How power(law)ful is your job?

A long time back I’d written about how different jobs are sigmoidal to different extents – the most fighter jobs, I’d argued, have linear curves – the amount you achieve is proportional to the amount of effort you put in. 

And similarly I’d argued that the studdest jobs have a near vertical line in the middle of the sigmoid – indicating the point when insight happens. 

However what I’d ignored while building that model was that different people can have different working styles – some work like Sri Lanka in 1996 – get off to a blazing start and finish most of the work in the first few days. 

Others work like Pakistan in 1992 – put ned for most of the time and then suddenly finish the job at the last minute. Assuming a sigmoid does injustice to both these strategies since both these curves cannot easily be described using a sigmoidal function. 

So I revise my definition, and in order to do so, I use a concept from the 1992 World Cup – highest scoring overs. Basically take the amount of work you’ve done in each period of time (period can be an hour or day or week or whatever) and sort it in descending order. Take the cumulative sum. 

Now make a plot with an index on the X axis and the cumulative sum on the Y axis. The curve will look like that if a Pareto (80-20) distribution. Now you can estimate the power law exponent, and curves that are steeper in the beginning (greater amount of work done in fewer days) will have a lower power law exponent. 
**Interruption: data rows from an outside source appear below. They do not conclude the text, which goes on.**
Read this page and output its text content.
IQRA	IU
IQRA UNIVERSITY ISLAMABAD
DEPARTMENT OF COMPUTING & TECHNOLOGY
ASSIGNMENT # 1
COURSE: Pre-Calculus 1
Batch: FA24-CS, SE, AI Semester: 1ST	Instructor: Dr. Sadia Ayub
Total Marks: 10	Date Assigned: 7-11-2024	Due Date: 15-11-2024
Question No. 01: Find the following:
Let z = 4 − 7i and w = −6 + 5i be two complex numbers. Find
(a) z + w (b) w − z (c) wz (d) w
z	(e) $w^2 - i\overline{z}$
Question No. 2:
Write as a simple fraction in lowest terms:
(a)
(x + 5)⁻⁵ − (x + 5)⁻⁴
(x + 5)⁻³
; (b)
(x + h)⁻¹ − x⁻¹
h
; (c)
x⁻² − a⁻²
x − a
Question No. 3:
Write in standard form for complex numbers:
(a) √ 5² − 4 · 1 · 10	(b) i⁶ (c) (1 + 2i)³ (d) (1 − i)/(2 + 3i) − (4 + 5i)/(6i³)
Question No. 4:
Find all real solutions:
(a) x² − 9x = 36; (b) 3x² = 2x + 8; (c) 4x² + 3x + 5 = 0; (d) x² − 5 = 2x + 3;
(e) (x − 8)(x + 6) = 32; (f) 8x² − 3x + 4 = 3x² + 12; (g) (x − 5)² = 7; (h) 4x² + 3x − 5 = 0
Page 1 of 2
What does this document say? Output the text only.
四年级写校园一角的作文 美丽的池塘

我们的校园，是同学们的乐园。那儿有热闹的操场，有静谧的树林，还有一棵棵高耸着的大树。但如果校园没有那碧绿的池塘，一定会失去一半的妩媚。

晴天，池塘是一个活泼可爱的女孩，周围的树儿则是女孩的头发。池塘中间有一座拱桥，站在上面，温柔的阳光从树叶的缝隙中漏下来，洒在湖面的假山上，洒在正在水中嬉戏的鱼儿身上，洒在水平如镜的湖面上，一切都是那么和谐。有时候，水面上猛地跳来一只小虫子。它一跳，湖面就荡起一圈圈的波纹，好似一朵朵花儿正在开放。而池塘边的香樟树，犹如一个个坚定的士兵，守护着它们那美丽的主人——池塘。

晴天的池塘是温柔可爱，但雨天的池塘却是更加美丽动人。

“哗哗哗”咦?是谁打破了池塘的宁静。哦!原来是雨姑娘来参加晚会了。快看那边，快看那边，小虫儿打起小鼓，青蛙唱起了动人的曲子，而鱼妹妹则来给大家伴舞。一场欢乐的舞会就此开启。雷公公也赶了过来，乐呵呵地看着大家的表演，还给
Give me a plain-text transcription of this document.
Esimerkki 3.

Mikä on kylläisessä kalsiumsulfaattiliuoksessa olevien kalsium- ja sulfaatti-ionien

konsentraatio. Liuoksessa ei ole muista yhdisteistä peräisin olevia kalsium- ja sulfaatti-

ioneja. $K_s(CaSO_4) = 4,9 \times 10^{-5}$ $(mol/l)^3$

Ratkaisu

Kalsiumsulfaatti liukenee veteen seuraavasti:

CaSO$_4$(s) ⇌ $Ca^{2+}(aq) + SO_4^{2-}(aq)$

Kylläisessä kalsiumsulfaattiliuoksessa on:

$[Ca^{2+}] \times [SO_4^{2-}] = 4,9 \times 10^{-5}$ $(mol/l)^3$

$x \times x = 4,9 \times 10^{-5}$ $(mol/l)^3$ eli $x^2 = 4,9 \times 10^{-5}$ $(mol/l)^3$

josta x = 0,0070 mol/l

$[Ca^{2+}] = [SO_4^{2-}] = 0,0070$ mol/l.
And this power law exponent can tell you how stud or fighter the job is – the lower the exponent the more stud the job!! 

Studs, fighters and spikes

In a blog post yesterday I talked about the marriage and dating markets and how people with spikes which can be evaluated either highly positively or highly negatively were more likely to get dates, while in the arranged marriage market, you were better off being a solid CMP (common minimum program).

The question is how this applies for jobs. Are you better off being a solid performer or if you are someone who has a quirky CV, with some features that can either be heavily positively or heavily negatively by some people. How will the market evaluate you, and which of them is more likely for finding you a job?

The answer lies in whether the job that you are applying for is predominantly stud or fighter (apologies to those to whom I mentioned I was retiring this framework – I find it way too useful to ditch). If it is a predominantly fighter job – one that requires a steady output and little creativity or volatility, you are better off having a solid CV – being a consistent 3 rather than having lots of 5s and 1s in your rating chart. When the job is inherently fighter, what they are looking for is consistent output, and what they don’t look for is the occasional 1 – a situation where you are likely to underperform for whatever reason. Fighter jobs don’t necessarily care for the occasional spike in the CV – for there is no use of being extraordinary for such jobs. Thus, you are better off being a consistent 3.

If it is a stud job, though, one where you are likely to show some occasional creativity, you are more likely to get hired if you have a few 5s and a few 1s rather than if you have all 3s. If the job requires creativity and volatility, what the employer wants to know is that you are occasionally capable of delivering a 5 – which is what they are essentially hiring you for. Knowing that people who are good at stud jobs have the occasional off day, employers of stud jobs are okay with someone with a few 1s, as long as they have 5s.

So whether you should be looking for a stud or a fighter job depends on what kind of a professional career that you’ve had so far – if you’ve had a volatile career with a few spikes and a few troughs, you are much better off applying for stud jobs. If you’ve been a steady consistent performer you are better suited for a fighter job!

Of course you need to remember that this ranking as a function of your volatility is valid only if you were to hold your “average rating” constant!